Alexa Chort, a single mother continuing her studies at Carleton University, has switched to online learning, all because of the cost of gas.
She had a 76-kilometre commute to her classes. She often was paying up to $80 a week to fill up, which amounts to $320 per month.
“It was never a question years ago – how will gas affect the budget if I need to drive my kid to a practice twice a week,” Chort told Capital Current.
Similarly, Sarah Benell, a third-year psychology student at Carleton University, has had to cut costs to afford the price of gas for her commute to campus from Kanata because, in her words, public transit is “unrealistic.”
“It looks cheaper, but it would take me almost double the commute time,” Benell explained. “I would go from driving 10 hours a week to 20 hours of commuting.”
While inflation has fallen to 2.2 per cent in October, according to a Capital Current analysis of data Statistics Canada uses to track consumer goods and services, Ontario gas prices were 14 per cent higher in September 2025 compared to April.
The factors behind the price of gas are multi-faceted. Jean-Thomas Bernard, an energy costs expert and economics professor at uOttawa, says there are two major components behind gas pricing.
“One is taxes, and the other is oil … and oil is very important there,” Bernard said.
The Organization of Oil Exporting Countries plays a major role. OPEC influences the global market.
“This is a club of countries that try to influence the price, obviously, up,” Bernard said.
As well, the volatility of factors influencing gasoline is a main reasons why prices remain high, says Carol Montreuil, vice president of the Canadian Fuels Association.
“Variables are pushing in different directions. At the end of the day it’s a global market. It trades seven days a week, 24 hours a day. It does not depend on Ontario or Quebec or Canada. We’re essentially a price taker and at the mercy of these fluctuations that are due to global events,” Montreuil said.
Case in point: Donald Trump’s tariffs: “A lot of people are forecasting that these tariffs, with time, will not be good for trade,” Montreuil said.
Tariffs hinder the freedom of the market, which dampens its recovery and reduces economic growth.
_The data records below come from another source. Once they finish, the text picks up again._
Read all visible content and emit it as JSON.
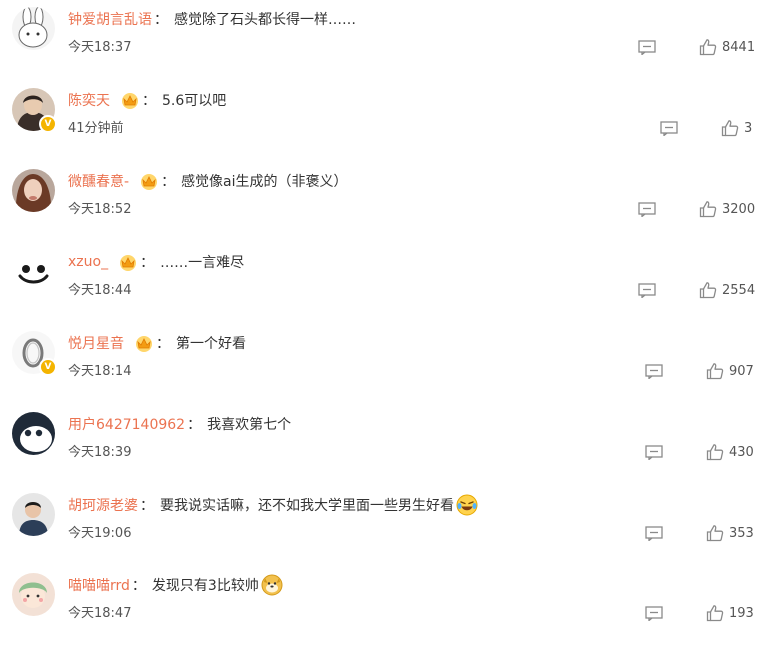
{
  "comments": [
    {
      "username": "钟爱胡言乱语",
      "separator": "：",
      "text": "感觉除了石头都长得一样……",
      "time": "今天18:37",
      "likes": "8441"
    },
    {
      "username": "陈奕天",
      "separator": "：",
      "text": "5.6可以吧",
      "time": "41分钟前",
      "likes": "3"
    },
    {
      "username": "微醺春意-",
      "separator": "：",
      "text": "感觉像ai生成的（非褒义）",
      "time": "今天18:52",
      "likes": "3200"
    },
    {
      "username": "xzuo_",
      "separator": "：",
      "text": "……一言难尽",
      "time": "今天18:44",
      "likes": "2554"
    },
    {
      "username": "悦月星音",
      "separator": "：",
      "text": "第一个好看",
      "time": "今天18:14",
      "likes": "907"
    },
    {
      "username": "用户6427140962",
      "separator": "：",
      "text": "我喜欢第七个",
      "time": "今天18:39",
      "likes": "430"
    },
    {
      "username": "胡珂源老婆",
      "separator": "：",
      "text": "要我说实话嘛，还不如我大学里面一些男生好看",
      "time": "今天19:06",
      "likes": "353"
    },
    {
      "username": "喵喵喵rrd",
      "separator": "：",
      "text": "发现只有3比较帅",
      "time": "今天18:47",
      "likes": "193"
    }
  ],
  "colors": {
    "username": "#eb7350",
    "text": "#333333",
    "meta": "#555555",
    "icon": "#8a8a8a"
  }
}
Montreuil says this could lead to lower energy demand from consumers or it may not.
“Who can really predict if the economy in 2026 is going to be strong or if it’s going to become weaker? That’s a key question to be answered,” Montreuil said.
For motorists like Chort who must juggle a lot of responsibilities with school and family, the cost of gas remains a barrier.
“If the price wasn’t so high, we would be able to do a lot more as a family,” she said.